Цзи Минчэнь смутился, на мгновение отводя взгляд в сторону. Он сам не замечал, как многое от Хай Цинли осталось в этих стенах.

– Нет… – пробормотал он, поспешно подзывая слугу. – Она просто… забыла это. Сейчас же велю всё отослать обратно.

Словно только этих слов ей и не хватало, Вэй Лин смахнула слезу, уголки её губ дрогнули в первой за долгое время улыбке. Она несмело дотронулась до его рукава:

– А сейчас… тот, кто живёт в сердце вашего высочества, – это я, верно?

Цзи Минчэнь замер.

Внутри всё сжалось. Он смотрел на неё – такую доверчивую, такую уязвимую, и не знал, что сказать. Правда застряла в горле, а ложь – не поднималась на язык.

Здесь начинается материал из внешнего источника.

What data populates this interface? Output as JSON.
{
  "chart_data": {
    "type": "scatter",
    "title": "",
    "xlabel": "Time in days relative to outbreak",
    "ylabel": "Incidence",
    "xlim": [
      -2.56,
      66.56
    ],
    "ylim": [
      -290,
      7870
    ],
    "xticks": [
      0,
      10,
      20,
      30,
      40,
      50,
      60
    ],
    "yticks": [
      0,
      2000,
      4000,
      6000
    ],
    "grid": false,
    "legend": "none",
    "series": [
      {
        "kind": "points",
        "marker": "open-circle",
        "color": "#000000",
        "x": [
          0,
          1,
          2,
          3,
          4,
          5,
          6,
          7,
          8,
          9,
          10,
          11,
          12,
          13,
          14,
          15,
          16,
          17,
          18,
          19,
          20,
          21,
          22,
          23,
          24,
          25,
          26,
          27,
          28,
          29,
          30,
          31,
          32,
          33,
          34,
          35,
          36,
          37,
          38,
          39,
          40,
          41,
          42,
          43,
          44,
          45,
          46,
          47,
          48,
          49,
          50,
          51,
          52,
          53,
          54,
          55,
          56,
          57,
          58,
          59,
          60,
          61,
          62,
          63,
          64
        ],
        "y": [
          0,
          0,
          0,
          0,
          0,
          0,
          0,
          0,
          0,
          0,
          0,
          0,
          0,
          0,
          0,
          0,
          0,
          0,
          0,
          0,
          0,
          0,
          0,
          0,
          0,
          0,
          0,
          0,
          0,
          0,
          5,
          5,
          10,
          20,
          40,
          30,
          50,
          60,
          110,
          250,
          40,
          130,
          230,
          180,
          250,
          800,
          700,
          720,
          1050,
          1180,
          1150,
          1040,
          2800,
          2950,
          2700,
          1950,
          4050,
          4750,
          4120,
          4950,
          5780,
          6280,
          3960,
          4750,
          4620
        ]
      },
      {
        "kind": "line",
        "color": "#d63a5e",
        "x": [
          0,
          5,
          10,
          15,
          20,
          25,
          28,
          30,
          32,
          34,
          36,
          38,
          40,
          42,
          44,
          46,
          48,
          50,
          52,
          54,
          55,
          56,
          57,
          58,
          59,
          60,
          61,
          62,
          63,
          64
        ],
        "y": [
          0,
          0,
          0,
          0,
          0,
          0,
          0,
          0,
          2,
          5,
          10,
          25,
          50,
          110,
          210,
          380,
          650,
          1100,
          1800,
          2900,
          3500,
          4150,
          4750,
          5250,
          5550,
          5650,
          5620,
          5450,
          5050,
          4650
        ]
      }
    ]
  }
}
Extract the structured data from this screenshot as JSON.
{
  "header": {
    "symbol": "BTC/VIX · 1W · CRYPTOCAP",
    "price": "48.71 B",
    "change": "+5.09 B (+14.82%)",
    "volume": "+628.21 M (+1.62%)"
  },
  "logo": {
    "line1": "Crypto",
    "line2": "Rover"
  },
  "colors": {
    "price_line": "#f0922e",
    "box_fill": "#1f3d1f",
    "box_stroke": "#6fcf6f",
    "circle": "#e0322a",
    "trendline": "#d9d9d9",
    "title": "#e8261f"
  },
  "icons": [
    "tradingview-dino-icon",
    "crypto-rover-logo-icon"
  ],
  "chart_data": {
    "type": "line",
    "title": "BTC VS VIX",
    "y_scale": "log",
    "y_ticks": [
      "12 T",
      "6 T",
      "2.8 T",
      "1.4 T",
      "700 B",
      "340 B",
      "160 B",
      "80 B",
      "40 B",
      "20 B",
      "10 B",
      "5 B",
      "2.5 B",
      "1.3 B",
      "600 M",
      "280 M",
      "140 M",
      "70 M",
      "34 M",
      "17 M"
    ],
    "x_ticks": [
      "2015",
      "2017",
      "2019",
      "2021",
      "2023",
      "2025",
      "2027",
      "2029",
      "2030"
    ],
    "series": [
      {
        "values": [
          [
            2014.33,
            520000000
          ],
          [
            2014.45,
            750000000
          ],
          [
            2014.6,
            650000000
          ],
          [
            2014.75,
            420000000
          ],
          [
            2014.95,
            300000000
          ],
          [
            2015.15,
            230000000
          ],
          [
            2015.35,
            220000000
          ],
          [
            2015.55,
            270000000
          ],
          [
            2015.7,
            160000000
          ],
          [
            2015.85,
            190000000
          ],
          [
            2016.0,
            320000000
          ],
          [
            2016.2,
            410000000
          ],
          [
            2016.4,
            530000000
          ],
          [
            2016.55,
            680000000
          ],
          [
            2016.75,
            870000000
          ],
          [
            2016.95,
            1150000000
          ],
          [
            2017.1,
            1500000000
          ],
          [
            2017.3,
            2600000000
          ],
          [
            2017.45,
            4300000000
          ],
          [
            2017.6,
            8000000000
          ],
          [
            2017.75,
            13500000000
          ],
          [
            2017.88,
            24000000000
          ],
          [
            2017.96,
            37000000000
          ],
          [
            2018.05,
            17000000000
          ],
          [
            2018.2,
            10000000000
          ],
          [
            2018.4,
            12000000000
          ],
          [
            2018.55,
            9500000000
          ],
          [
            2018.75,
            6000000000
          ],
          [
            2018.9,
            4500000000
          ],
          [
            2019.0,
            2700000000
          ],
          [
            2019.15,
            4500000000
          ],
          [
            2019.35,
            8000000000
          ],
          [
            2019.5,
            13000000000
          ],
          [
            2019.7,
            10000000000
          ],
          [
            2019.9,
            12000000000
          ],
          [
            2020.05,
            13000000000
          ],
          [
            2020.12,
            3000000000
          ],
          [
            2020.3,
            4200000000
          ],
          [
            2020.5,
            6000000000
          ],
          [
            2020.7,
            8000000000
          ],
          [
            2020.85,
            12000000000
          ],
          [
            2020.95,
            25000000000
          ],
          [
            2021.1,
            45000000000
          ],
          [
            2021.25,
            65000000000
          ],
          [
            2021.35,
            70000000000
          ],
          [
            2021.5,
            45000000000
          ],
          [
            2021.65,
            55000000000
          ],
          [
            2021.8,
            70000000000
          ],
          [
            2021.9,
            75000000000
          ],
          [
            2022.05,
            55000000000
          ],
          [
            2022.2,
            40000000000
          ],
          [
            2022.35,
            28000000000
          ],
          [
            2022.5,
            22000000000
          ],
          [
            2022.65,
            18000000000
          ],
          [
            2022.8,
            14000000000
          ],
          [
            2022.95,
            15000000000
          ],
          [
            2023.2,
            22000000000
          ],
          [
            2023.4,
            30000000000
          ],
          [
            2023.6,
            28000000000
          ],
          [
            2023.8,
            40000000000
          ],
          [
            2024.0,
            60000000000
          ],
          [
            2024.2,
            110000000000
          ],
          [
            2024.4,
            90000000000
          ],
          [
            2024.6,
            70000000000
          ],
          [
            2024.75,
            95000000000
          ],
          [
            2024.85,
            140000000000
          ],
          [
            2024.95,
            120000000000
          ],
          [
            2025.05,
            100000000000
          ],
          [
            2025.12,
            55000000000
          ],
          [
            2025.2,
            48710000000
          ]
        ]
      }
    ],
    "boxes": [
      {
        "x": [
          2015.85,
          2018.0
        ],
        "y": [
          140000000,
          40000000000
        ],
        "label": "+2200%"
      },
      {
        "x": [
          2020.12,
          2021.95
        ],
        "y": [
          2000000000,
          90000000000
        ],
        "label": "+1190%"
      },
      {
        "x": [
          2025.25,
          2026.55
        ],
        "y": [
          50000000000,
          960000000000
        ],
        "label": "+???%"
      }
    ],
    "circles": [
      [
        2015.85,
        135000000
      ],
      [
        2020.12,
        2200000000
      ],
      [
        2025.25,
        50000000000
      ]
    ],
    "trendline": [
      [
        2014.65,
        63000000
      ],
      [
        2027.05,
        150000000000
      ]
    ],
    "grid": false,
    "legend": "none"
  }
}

Вряд ли он мог с уверенностью сказать, чувствует ли он к Вэй Лин что-то настоящее… Но дни, проведённые с ней, были определённо спокойнее, чем время рядом с Хай Цинли. По крайней мере, Вэй Лин ни словом, ни намёком не давала понять, что ждёт от него скорой свадьбы.

Но стоило только отправить вещи Хай Цинли обратно, как буря разразилась незамедлительно.

Ворвавшись во дворец с той самой своей девяти сегментной плетью, сверкавшей, словно змея под солнцем, Хай Цинли с гневом нанесла удар по его ноге:

– Мы с тобой были соучениками столько лет, а теперь, выходит, я ничего не стою по сравнению с девчонкой, что в твоей жизни всего три дня?

Цзи Минчэнь теперь был не тот мальчишка, которого можно застать врасплох. В одно мгновение он отпрыгнул в сторону, ловко избежав следующего удара, и, выпрямившись, вздохнул:

– При чём тут сравнения? Ты ведь сама больше не живёшь здесь. Я лишь вернул твои вещи, чтобы ты потом не говорила, будто я что-то присвоил.

Рядом стояла Вэй Лин, испуганная и растерянная, не зная, куда себя деть. Схватив Цзи Минчэня за рукав, она тихонько проговорила, стараясь смягчить накаляющееся напряжение:

– Пожалуйста… здесь же дворец. Сестра не стоит устраивать распрю…

Но Хай Цинли и бровью не повела.

– Кто тебе сестра? – холодно бросила она, взгляд её сверлил. – В роду Хай я – единственная дочь. У меня нет и никогда не было младших сестёр.

Слова её были остры, как лезвие, и Вэй Лин будто сжалась в себе. В глазах её мгновенно заблестели слёзы, готовые вот-вот пролиться.

Цзи Минчэнь слегка нахмурился, голос его стал холоднее:

– Ты пришла издалека лишь для того, чтобы унижать человека, который ничего тебе не сделал?

Хай Цинли тяжело вздохнула, взгляд вспыхнул, как пламя, глухо произнеся сквозь стиснутые зубы:

– А я вот как раз не знаю – кто кого унижает.

К последним словам голос её предательски дрогнул. Глаза налились слезами, она резко провела рукой по лицу, будто пытаясь стереть боль вместе с ними, и, не сказав больше ни слова, развернулась и ушла, шаг за шагом удаляясь с гордо поднятой головой.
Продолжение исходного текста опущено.